On Sunday evening a team of dedicated employees discovered the secret to corporate wide happiness, and began the implementation phase of a project better known as "Useful Elevator." Within hours of occupying the first floor, the team eventually arrived at the ground floor, beginning work towards restoring what could be considered a sane elevator scheduling algorithm. The insurrection lasted only a few minutes once the appropriate control panel was discovered, and went unnoticed by the on duty night security.
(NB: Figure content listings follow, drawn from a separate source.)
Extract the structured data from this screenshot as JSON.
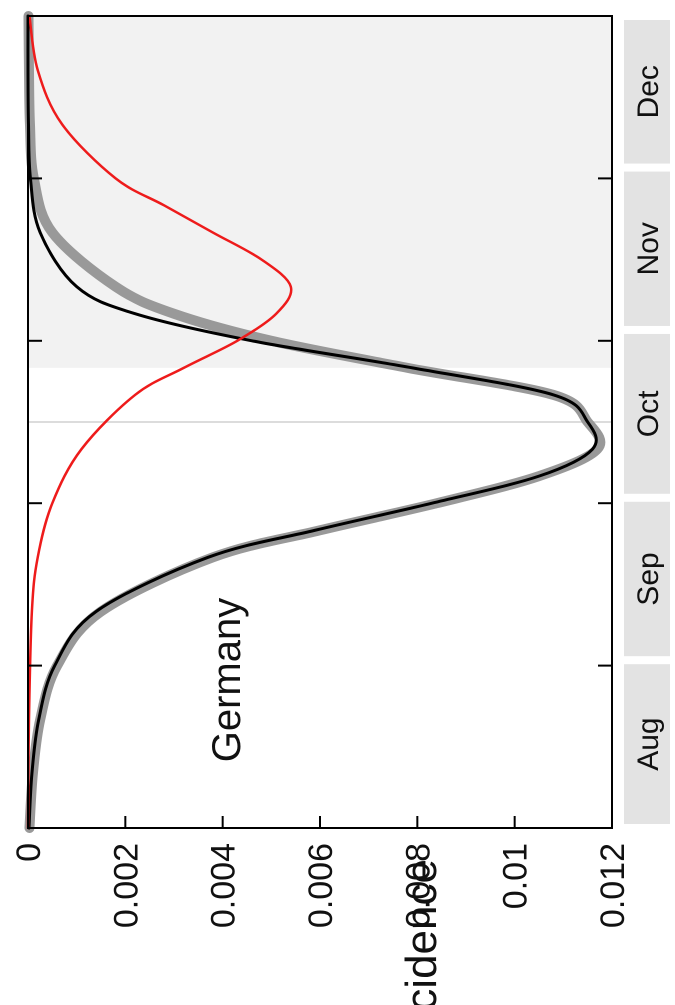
{
  "chart_data": {
    "type": "line",
    "orientation": "rotated-90-clockwise",
    "annotation": "Germany",
    "ylabel": "incidence",
    "xlabel": "",
    "ylim": [
      0,
      0.012
    ],
    "y_ticks": [
      0,
      0.002,
      0.004,
      0.006,
      0.008,
      0.01,
      0.012
    ],
    "y_tick_labels": [
      "0",
      "0.002",
      "0.004",
      "0.006",
      "0.008",
      "0.01",
      "0.012"
    ],
    "xlim": [
      0,
      150
    ],
    "month_labels": [
      "Aug",
      "Sep",
      "Oct",
      "Nov",
      "Dec"
    ],
    "month_boundaries": [
      0,
      31,
      61,
      92,
      122,
      150
    ],
    "reference_line_x": 75,
    "shaded_region": [
      85,
      150
    ],
    "series": [
      {
        "color": "#999999",
        "x": [
          0,
          10,
          20,
          30,
          40,
          50,
          55,
          60,
          65,
          70,
          75,
          80,
          85,
          90,
          95,
          100,
          110,
          120,
          130,
          140,
          150
        ],
        "y": [
          3e-05,
          0.0001,
          0.00025,
          0.0006,
          0.0015,
          0.0038,
          0.006,
          0.0084,
          0.0105,
          0.0117,
          0.0115,
          0.0108,
          0.0078,
          0.005,
          0.003,
          0.0018,
          0.0005,
          0.00012,
          4e-05,
          2e-05,
          1e-05
        ]
      },
      {
        "color": "#000000",
        "x": [
          0,
          10,
          20,
          30,
          40,
          50,
          55,
          60,
          65,
          70,
          75,
          80,
          85,
          90,
          95,
          100,
          110,
          120,
          130,
          140,
          150
        ],
        "y": [
          2e-05,
          8e-05,
          0.00022,
          0.00055,
          0.0014,
          0.0037,
          0.0059,
          0.0083,
          0.0105,
          0.0116,
          0.0115,
          0.0108,
          0.0079,
          0.0046,
          0.0022,
          0.001,
          0.00025,
          5e-05,
          1e-05,
          0.0,
          0.0
        ]
      },
      {
        "color": "#ee1b1b",
        "x": [
          0,
          20,
          40,
          50,
          60,
          70,
          80,
          85,
          90,
          95,
          100,
          105,
          110,
          115,
          120,
          130,
          140,
          150
        ],
        "y": [
          0.0,
          2e-05,
          8e-05,
          0.0002,
          0.0005,
          0.0011,
          0.0022,
          0.0032,
          0.0043,
          0.0051,
          0.0054,
          0.0048,
          0.0038,
          0.0028,
          0.0018,
          0.0007,
          0.0002,
          3e-05
        ]
      }
    ]
  }
}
The following Monday employees were greeted with an elevator that arrived promptly when pressing a service request button, and heading in the requested direction. Typical water cooler commentary on the elevator service described it as "snappy", "responsive", and "useful for a first time".
Senior Facilities Management released a press statement declaring the recent behavior in elevator service as "unexpected", and "highly unlikely to continue". "Due to the nature of the service we have yet to be able to identify what exactly has failed in the elevator," explain Charles Johnson. "We are afraid that this new behavior might lead elevator riders to believe that an elevator can operate on a per request system, rather than a sweeping global servicing mechanism as has been used in the past. For this reason, we plan to reset the elevator service after the close of business Monday evening in hopes of restoring the previous, well understood, behavior."
Employees arriving to work early Tuesday morning were greeted with the old familiar long wait times. "It was great while it lasted", said James Huberik. "I rode the elevator all day Monday in disbelief that it worked when I needed it!"